I thought about everything I was unhappy with, or had any complaint about. I had told a machine about it. I sought them, their mailboxes, their blind email lists, the message servers twirling out there in vast computing cloud spaces.
So now when I have any complaint, I write it on my shoe and walk on it until it is worn away. Or I take it down on a piece of paper, and burn it. Or I tape it to a dollar bill, and spend it. Or I sing a song, and make it rhyme.
I find my complaints are going away. The ones that remain, are just enough to keep me going. What a remarkable and strange place to be. And why the second surprise? Do we all live our lives assuming to know one's self, often to the point of contempt -- but quite frankly, we live with a stranger?
When I fell in love with you, it happened quickly. By the time I was all the way in love, in a way that would hurt me keenly for several years, it was like I had taken a new book off the bookshelf of my head and said this looks like a nice story to read.
I heard the story of a woman who had a Zen teacher, and she confided in him how a recent breakup had hurt her heart to the core.
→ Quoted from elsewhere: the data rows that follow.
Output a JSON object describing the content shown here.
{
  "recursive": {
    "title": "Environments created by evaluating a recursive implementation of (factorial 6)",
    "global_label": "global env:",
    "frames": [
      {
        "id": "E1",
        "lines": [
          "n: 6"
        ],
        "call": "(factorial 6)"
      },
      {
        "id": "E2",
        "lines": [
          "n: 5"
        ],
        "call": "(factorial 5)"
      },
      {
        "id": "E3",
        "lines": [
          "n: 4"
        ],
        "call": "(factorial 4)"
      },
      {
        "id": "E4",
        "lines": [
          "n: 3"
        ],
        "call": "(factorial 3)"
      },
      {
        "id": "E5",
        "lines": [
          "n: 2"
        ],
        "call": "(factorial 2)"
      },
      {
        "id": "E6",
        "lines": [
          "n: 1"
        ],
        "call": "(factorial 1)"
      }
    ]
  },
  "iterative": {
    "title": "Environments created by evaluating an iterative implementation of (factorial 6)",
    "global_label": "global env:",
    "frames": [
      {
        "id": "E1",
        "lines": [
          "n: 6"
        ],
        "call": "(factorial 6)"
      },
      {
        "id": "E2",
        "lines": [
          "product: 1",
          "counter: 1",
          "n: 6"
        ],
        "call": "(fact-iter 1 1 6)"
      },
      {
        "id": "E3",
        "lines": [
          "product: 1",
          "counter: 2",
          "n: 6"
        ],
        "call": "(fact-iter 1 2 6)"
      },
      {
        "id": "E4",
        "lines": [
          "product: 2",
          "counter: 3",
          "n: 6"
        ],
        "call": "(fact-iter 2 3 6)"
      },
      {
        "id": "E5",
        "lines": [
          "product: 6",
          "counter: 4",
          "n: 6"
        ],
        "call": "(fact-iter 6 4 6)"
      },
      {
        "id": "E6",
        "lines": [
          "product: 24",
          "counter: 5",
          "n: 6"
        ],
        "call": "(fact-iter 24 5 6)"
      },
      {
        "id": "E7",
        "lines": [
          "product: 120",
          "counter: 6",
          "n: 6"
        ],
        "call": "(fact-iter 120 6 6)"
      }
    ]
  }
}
He gave her some specific practices to do, like a short mantra to say, and a way to meditate on impermanence, and suffering in others,
He left and came back in a year, and when she saw him, she said she was still hurt over the ending of the relationship. He slapped her in the face, and said "Too long! Let go!"
Far from my home and my bed, the freeway was shut down last night, without any detours. I drove in neighborhoods and towns I barely knew, down long avenues without any traffic, seeing rows and rows of bright lights as far as my eyes could see.
Under the black sky, everything looked clean and golden, and the traffic-signals were always green, in any direction I wanted to go.